Facebook can learn a lesson from Netflix, the digital entertainment enterprise that angered hundreds of thousands of its subscribers by splitting off its popular DVD-by-mail operation from its newer online-streaming service. The aim was to save money and boost profits — mailing DVDs is more costly than providing the same programming online — but Netflix CEO Reed Hastings ended up reversing the company’s ill-advised, or at least premature, decision.
Facebook could be heading down a similar path. CEO Mark Zuckerberg announced in September that the company was going to restructure its online “profile” page so members’ photos and message postings are organized by month and year, going back to when each member joined Facebook.
Most of that information is available to users of the traditional Facebook profile page, but it’s often cumbersome to access. The reorganized system has been dubbed “Timeline,” and Zuckerberg said its aim is to enable users to “tell the whole story of your life on a single page.”
Late last year,
word began trickling out that switching to Timeline wasn’t going to be optional. Facebook now says all of its 800 million members worldwide will be put on the new system, whether they want to or not.
That has prompted some grumbling. Customers who are comfortable with one system often dislike getting used to another system.
There are other concerns as well, among them the prospect of highly personal information suddenly becoming available for what Facebook has termed “frictionless sharing.” One critic even suggested that Timeline will become “a treat for stalkers.”
Recognizing the potential for abuse, Facebook has built into Timeline procedures for users to purge their accounts of such things as rants about ex-spouses or bosses and compromising photos from long-forgotten beer parties.

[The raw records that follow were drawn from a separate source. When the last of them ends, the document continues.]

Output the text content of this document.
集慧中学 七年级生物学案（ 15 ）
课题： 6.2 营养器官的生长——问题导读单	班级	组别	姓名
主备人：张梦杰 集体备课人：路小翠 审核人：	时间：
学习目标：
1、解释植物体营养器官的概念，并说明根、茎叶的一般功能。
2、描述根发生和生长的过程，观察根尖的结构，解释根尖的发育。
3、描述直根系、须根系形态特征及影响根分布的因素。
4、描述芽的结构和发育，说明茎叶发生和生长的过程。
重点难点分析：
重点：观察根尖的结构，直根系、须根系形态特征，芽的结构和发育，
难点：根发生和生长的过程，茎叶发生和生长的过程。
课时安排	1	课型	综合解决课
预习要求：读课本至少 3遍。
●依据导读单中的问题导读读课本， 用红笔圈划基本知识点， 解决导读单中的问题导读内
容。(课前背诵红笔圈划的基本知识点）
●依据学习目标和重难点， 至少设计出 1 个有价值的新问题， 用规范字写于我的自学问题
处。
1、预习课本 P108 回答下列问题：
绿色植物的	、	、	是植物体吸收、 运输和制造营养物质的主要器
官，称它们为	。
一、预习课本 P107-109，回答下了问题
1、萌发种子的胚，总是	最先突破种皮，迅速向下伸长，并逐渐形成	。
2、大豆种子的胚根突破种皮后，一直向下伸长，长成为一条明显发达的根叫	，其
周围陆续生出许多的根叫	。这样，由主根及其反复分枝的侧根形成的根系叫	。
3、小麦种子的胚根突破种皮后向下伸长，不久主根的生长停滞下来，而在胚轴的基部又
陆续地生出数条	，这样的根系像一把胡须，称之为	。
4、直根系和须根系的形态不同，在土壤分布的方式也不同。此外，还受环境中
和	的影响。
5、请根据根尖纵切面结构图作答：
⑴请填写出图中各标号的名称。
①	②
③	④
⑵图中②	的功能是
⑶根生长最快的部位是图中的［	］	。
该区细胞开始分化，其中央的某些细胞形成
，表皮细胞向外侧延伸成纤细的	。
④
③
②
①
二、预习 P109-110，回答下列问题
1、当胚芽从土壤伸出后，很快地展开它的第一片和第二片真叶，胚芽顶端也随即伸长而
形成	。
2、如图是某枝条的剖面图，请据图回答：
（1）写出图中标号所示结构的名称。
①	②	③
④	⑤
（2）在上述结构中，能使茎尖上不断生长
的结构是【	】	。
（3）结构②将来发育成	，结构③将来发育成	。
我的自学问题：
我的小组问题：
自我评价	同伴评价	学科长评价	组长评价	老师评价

But once a user is notified they’re being switched to Timeline, they’ll have only seven days in which to clean up or protect portions of their profiles from unwanted viewing. That could amount to as much as eight years of daily postings.
What’s behind the change? Zuckerberg claims the company wants to provide better service for its customers. But there’s another reason: Facebook makes its money — $3.8 billion last year, projected to increase to $5 billion in 2013 — by allowing companies to post advertising on its website.
While making it easier for Facebook users to access their personal information, Timeline also will make it easier for advertisers to learn users’ preferences and personal habits and then tailor their advertising accordingly. There are already 60 new digital applications, or “apps,” available for Timeline that will enable members to share instantly things such as what they are reading, what music they are listening to, or how many miles they are biking or running.
In a Jan. 24 article in USA Today, Consumer Watchdog spokesman John Simpson criticized the way Facebook is handling the switch to Timeline. Including online giant Google in his comments, he said such companies are showing “a complete disregard for their users’ interests and concerns” and taking “an uncommonly arrogant approach not usually seen in business, where the companies believe they can do whatever they want with our data, whenever and however they want to do it.”
Some Facebook members are upset about the change. An unscientific survey of more than 4,000 users conducted by Sophos, a digital security company, showed 51 percent were “worried” about the change, and only 8 percent said they like it.
But a Netflix-like surge of protests seems unlikely. There are plenty of options for people seeking digital entertainment, but Facebook clearly owns the current social networking market.
So those who are made uncomfortable by Timeline most likely will have to swallow their concern or distaste and clean up their profiles — or give up their social cyber-sharing fixes.